1. Change the value of the feature config to the name of the winning
variant (`'on'` for a single-variant feature).

1. Delete any code that implements other variants and remove the
calls to `Feature::variant` and any related conditional logic
(e.g. switches on the variant name).

1. Remove the `Feature::isEnabled` checks but keep the code they
guarded.

1. Remove the feature config.

### To keep a feature under the control of a full-fledged feature flag. (I.e. for things that will typically be enabled but which we want to preserve the ability to turn off with a simple config change.)

1. Change the value of the feature config to the name of the winning
variant (`'on'` for a single-variant feature).

1. Delete any code that implements other variants and remove the
calls to `Feature::variant` and any related conditional logic
(e.g. switches on the variant name).

1. Add a new config named with a `feature_` prefix and set its value
to `'on'`.

1. Change all the `Feature::isEnabled` checks for the old flag name
to the new feature flag.

1. Remove the old config.

### To remove a feature all together

1. Change the value of the feature config to `'off'`.

1. Delete all code guarded by `Feature::isEnabled` checks and then
remove the checks.

1. Remove the feature config.

### To run a new experiment based on the same code

1. Set the enabled value of the feature config to `'off'`.

1. Create a new feature config with a similar name but suffixed with
_vN where N is 2 if this is the second experiment, 3 if is the
third.
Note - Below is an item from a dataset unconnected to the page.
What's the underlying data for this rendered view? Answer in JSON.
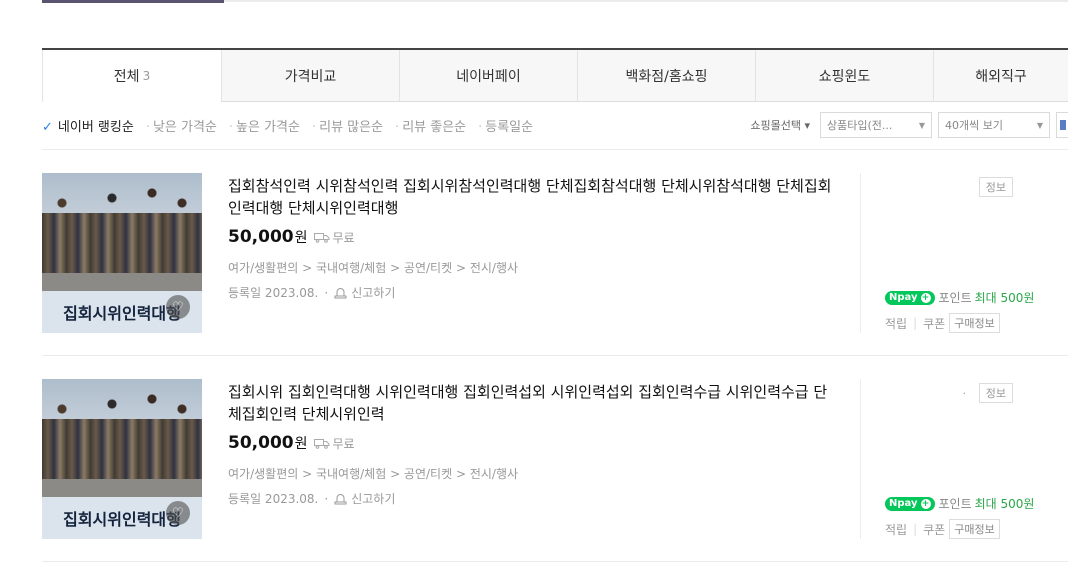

Set it to `'off'`.

1. Change all the `Feature::isEnabled` checks for the old feature to
the new feature.

1. Delete the old config.

1. Implement the changes required for the new experiment, deleting
old variants and adding new ones as needed.

1. Rampup and then A/B test the new feature as normal.

1. Promote, cleanup, or re-experiment as appropriate.

## A few style guidelines

To make it easier to push features through this life cycle there are a
few coding guidelines to observe.

First, the feature name argument to the Feature methods (`isEnabled`,
`variant`, `isEnabledFor`, and `variantFor`) should always be a string
literal. This will make it easier to find all the places that a
particular feature is checked. If you find yourself creating feature
names at run time and then checking them, you’re probably abusing the
Feature system. Chances are in such a case you don’t really want to be
using the Feature API but rather simply driving your code with some
plain old config data.

Second, the results of the Feature methods should not be cached, such
as by calling `Feature::isEnabled` once and storing the result in an
instance variable of some controller. The Feature machinery already
caches the results of the computation it does so it should already be
plenty fast to simply call `Feature::isEnabled` or `Feature::variant`
whenever needed. This will again aid in finding the places that depend
on a particular feature.

Third, as a check that you’re using the Feature API properly, whenever
you have an if block whose test is a call to `Feature::isEnabled`,
make sure that it would make sense to either remove the check and keep
the code or to delete the check and the code together. There shouldn’t
be bits of code within a block guarded by an isEnabled check that
needs to be salvaged if the feature is removed.